The Articles of Agreement, however, provided an alteration of the par values, subject to the Fund’s approval. Such changes in the parity of the exchange rates (that is, devaluation or revaluation) could be approved if the country could justify its BOP to be in ‘fundamental disequilibrium’.


Thus the Bretton Woods System was indeed a compromise between a short run stability of exchange rates and the long run flexibility. Hence the name ‘stable but adjustable’ exchange rate system.

To fulfil its obligations to maintain the values of currencies within 1 p.c. of par value, the second condition that required to be fulfilled was the creation of a pool of international reserve asset. It involved a system of quotas and drawing rights. SDRs represented a major innovation in 1967 to ease the problem of international liquidity.

The third element of the Bretton Woods System was the prohibition of exchange controls that many nations made frequent use of as a means of dealing with their BOP problems. The Bretton Woods System prohibited the use of exchange controls on current account but allowed exchange controls on capital account transactions.

Between 1945 and 1958 the world economy saw a serious disequilibrium—a surplus in the US BOP vis-a-vis the rest of the world. The result was acute dollar shortage. However, by 1958, a situation of dollar surplus in consequent upon the BOP deficit in the USA emerged. In the process, a classic ‘crisis of confidence’ over the dollar came out. Chronic US BOP deficit caused massive dollar outflows in 1971 when foreign exchange markets were flooded with dollars.

The consequences were far-reaching—foreign exchange markets were closed for brief periods; despite prohibition nations emphasised exchange control mechanisms; coun­tries allowed their currencies to float temporarily. All these brought some embarrassing situations in the world economy.

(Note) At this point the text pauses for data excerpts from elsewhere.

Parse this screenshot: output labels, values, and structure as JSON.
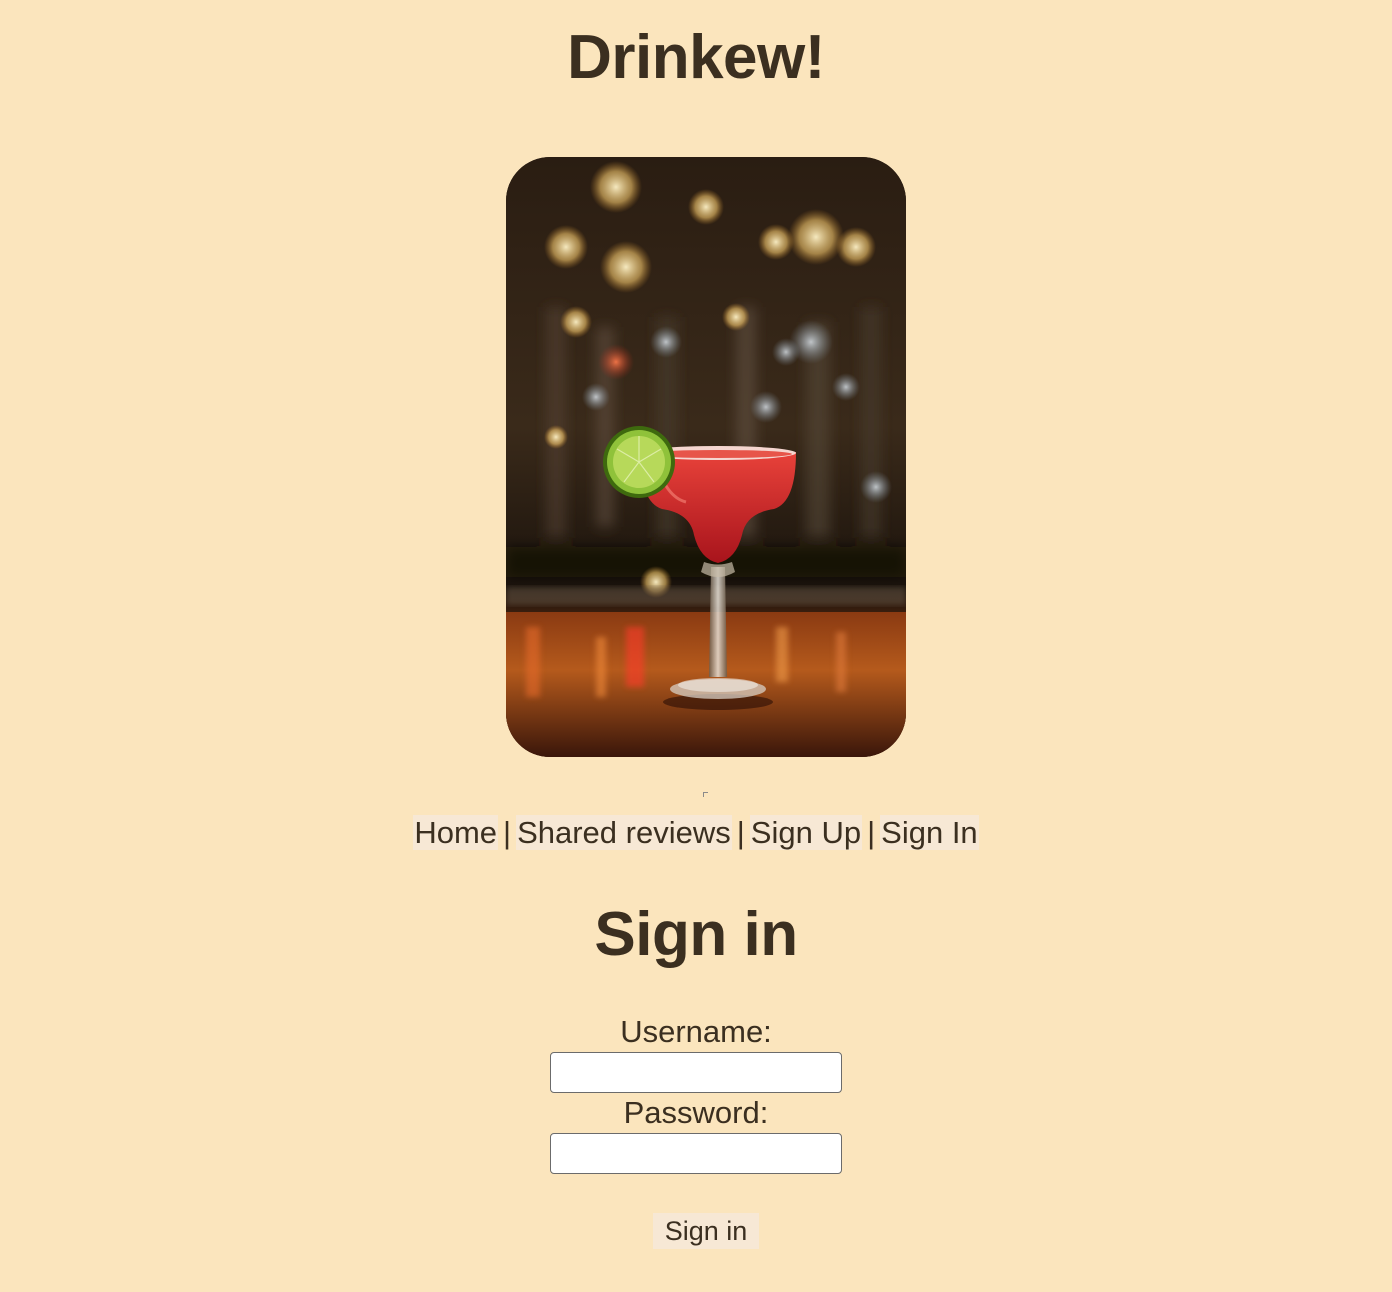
{
  "header": {
    "site_title": "Drinkew!"
  },
  "nav": {
    "items": [
      {
        "label": "Home"
      },
      {
        "label": "Shared reviews"
      },
      {
        "label": "Sign Up"
      },
      {
        "label": "Sign In"
      }
    ],
    "separator": "|"
  },
  "main": {
    "heading": "Sign in",
    "form": {
      "username_label": "Username:",
      "username_value": "",
      "password_label": "Password:",
      "password_value": "",
      "submit_label": "Sign in"
    }
  },
  "colors": {
    "background": "#fbe5bd",
    "text": "#3b2f20",
    "link_background": "#f7e8d5"
  }
}
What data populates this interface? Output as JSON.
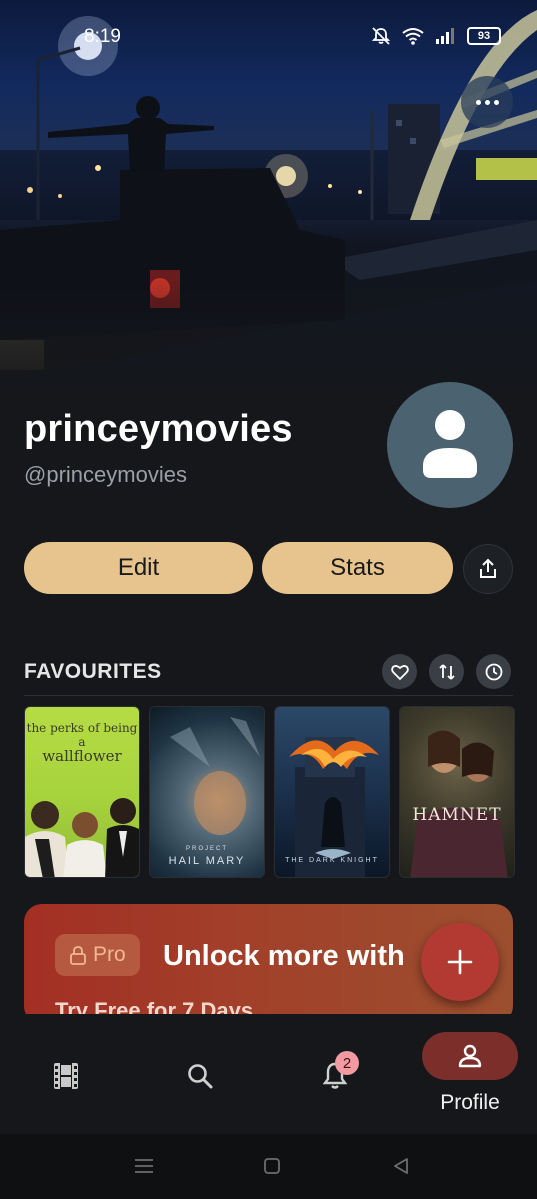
{
  "status_bar": {
    "time": "8:19",
    "battery": "93",
    "icons": [
      "bell-off-icon",
      "wifi-icon",
      "signal-icon",
      "battery-icon"
    ]
  },
  "header": {
    "more_icon": "more-horizontal-icon"
  },
  "profile": {
    "display_name": "princeymovies",
    "handle": "@princeymovies",
    "avatar_icon": "person-icon"
  },
  "actions": {
    "edit_label": "Edit",
    "stats_label": "Stats",
    "share_icon": "share-icon"
  },
  "favourites": {
    "title": "FAVOURITES",
    "filter_icons": [
      "heart-icon",
      "swap-icon",
      "clock-icon"
    ],
    "posters": [
      {
        "title_line1": "the perks of being a",
        "title_line2": "wallflower"
      },
      {
        "title_line1": "PROJECT",
        "title_line2": "HAIL MARY"
      },
      {
        "title_line1": "THE DARK KNIGHT"
      },
      {
        "title_line1": "HAMNET"
      }
    ]
  },
  "pro_banner": {
    "badge_label": "Pro",
    "title": "Unlock more with",
    "subtitle": "Try Free for 7 Days"
  },
  "fab": {
    "icon": "plus-icon"
  },
  "bottom_nav": {
    "items": [
      {
        "icon": "film-icon"
      },
      {
        "icon": "search-icon"
      },
      {
        "icon": "bell-icon",
        "badge": "2"
      },
      {
        "icon": "person-icon",
        "label": "Profile",
        "active": true
      }
    ]
  },
  "system_nav": {
    "icons": [
      "menu-icon",
      "home-icon",
      "back-icon"
    ]
  },
  "colors": {
    "background": "#15171a",
    "accent_button": "#e7c48d",
    "pro_banner": "#a32f23",
    "fab": "#b23a33",
    "active_nav": "#7c2f2a",
    "avatar_bg": "#4b6271"
  }
}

On the one hand, tremendous enthusiasm by all the nations to dollar sales and, on the other, foreign central banks (except the Federal Reserve Bank of the USA) showed utter disinclination in dollar purchase. By August 1971 the par value system broke down. The United States devalued dollar by 8.6 p.c. in December 1971. This could not prevent BOP deficit from falling. On the contrary, speculation in dollar become so strong that, again, the US currency was devalued in 1973.

Anyway, it was against this background that the Bretton Woods System was abandoned in 1972. By March 1973, the IMF introduced managed floating exchange rate system.